Slow method: generate and filter points one by one
As a first attempt, we might be tempted to use Shapely to filter the points one by one.
The problem with this approach is that it is extremely inefficient, but for few dozens of points, this is perhaps acceptable.
The slow algorithm looks like this:
import numpy as np
from shapely.geometry import Point
def Random_Points_in_Polygon(polygon, number):
points = []
minx, miny, maxx, maxy = polygon.bounds
while len(points) < number:
pnt = Point(np.random.uniform(minx, maxx), np.random.uniform(miny, maxy))
if polygon.contains(pnt):
points.append(pnt)
return points
Let’s test this with a simple polygon
polygon = Polygon([[0,0],[0,2],[1.5,1],[0.5,-0.5],[0,0]])

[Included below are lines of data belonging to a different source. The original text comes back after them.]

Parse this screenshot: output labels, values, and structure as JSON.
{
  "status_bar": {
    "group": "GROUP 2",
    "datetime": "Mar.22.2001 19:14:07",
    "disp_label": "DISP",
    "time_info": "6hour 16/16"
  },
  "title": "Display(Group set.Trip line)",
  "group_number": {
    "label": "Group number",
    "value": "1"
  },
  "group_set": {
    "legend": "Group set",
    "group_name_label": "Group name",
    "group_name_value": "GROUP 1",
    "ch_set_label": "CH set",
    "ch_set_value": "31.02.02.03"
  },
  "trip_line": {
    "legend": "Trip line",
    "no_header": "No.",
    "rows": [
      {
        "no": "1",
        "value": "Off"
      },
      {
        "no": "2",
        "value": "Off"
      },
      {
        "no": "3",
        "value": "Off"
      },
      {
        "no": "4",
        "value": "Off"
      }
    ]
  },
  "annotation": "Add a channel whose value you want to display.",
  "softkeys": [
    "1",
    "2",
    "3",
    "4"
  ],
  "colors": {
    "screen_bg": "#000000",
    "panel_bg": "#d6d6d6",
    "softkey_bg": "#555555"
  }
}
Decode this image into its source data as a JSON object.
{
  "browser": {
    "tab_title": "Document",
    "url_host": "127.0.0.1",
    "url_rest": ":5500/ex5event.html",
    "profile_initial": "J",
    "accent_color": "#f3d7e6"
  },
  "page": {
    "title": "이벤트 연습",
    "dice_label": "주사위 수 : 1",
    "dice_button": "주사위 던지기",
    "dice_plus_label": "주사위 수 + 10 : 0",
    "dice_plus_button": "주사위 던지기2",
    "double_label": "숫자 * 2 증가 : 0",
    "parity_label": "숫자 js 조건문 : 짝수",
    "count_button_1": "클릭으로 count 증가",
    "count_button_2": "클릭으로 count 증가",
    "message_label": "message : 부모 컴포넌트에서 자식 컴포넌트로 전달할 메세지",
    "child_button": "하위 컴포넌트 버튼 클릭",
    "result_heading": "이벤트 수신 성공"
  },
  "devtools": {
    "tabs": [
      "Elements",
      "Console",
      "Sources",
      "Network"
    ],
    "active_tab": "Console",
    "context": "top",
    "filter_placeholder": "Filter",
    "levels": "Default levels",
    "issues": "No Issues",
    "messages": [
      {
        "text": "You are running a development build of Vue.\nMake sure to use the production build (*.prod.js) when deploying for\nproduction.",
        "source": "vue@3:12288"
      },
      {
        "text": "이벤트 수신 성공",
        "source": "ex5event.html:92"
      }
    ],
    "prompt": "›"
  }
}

points = Random_Points_in_Polygon(polygon, 100)
# Plot the polygon
xp,yp = polygon.exterior.xy
plt.plot(xp,yp)
# Plot the list of points
xs = [point.x for point in points]
ys = [point.y for point in points]
plt.scatter(xs, ys,color="red")
plt.show()
However, as soon as you want to generate thousands of points, the performance impact will be substantial, and this is where a faster algorithm becomes necessary.
Fast method with Numpy and Geopandas
As a first step, we’ll generate a number of random points in the bounding rectangle of a given polygon:
import numpy as np
from shapely.geometry import Point, Polygon
def Random_Points_in_Bounds(polygon, number):
minx, miny, maxx, maxy = polygon.bounds
x = np.random.uniform( minx, maxx, number )
y = np.random.uniform( miny, maxy, number )
return x, y
As a second step, we can use a fast point-in-polygon method provided by Geopandas, and discussed in this post, relying on a technique which goes by the name of spatial join.
Let’s first create a GeoDataFrame with our Shapely polygon
import geopandas as gpd
polygon = Polygon([[0,0],[0,2],[1.5,1],[0.5,-0.5],[0,0]])
gdf_poly = gpd.GeoDataFrame(index=["myPoly"], geometry=[polygon])
Now, let’s create another GeoDataFrame with random points in the bounding box of our polygon.
import pandas as pd
x,y = Random_Points_in_Bounds(polygon, 10_000)
df = pd.DataFrame()
df['points'] = list(zip(x,y))
df['points'] = df['points'].apply(Point)
gdf_points = gpd.GeoDataFrame(df, geometry='points')
And finally, we compute the spatial join to match points and polygons
Sjoin = gpd.tools.sjoin(gdf_points, gdf_poly, predicate="within", how='left')
# Keep points in "myPoly"
pnts_in_poly = gdf_points[Sjoin.index_right=='myPoly']
# Plot result
import matplotlib.pyplot as plt
base = gdf_poly.boundary.plot(linewidth=1, edgecolor="black")
pnts_in_poly.plot(ax=base, linewidth=1, color="red", markersize=8)
plt.show()
Conclusion
If performance is not important, generating points one by one and filtering them with polygon.contains()
can do the job.
However, when generating thousands of random points in polygons, performance could become an issue. In that case, using Geopandas spatial joins is a possible solution.
There are alternative methods, of course, like triangulating the polygon and generating random points in each triangle, in proportion with their corresponding areas.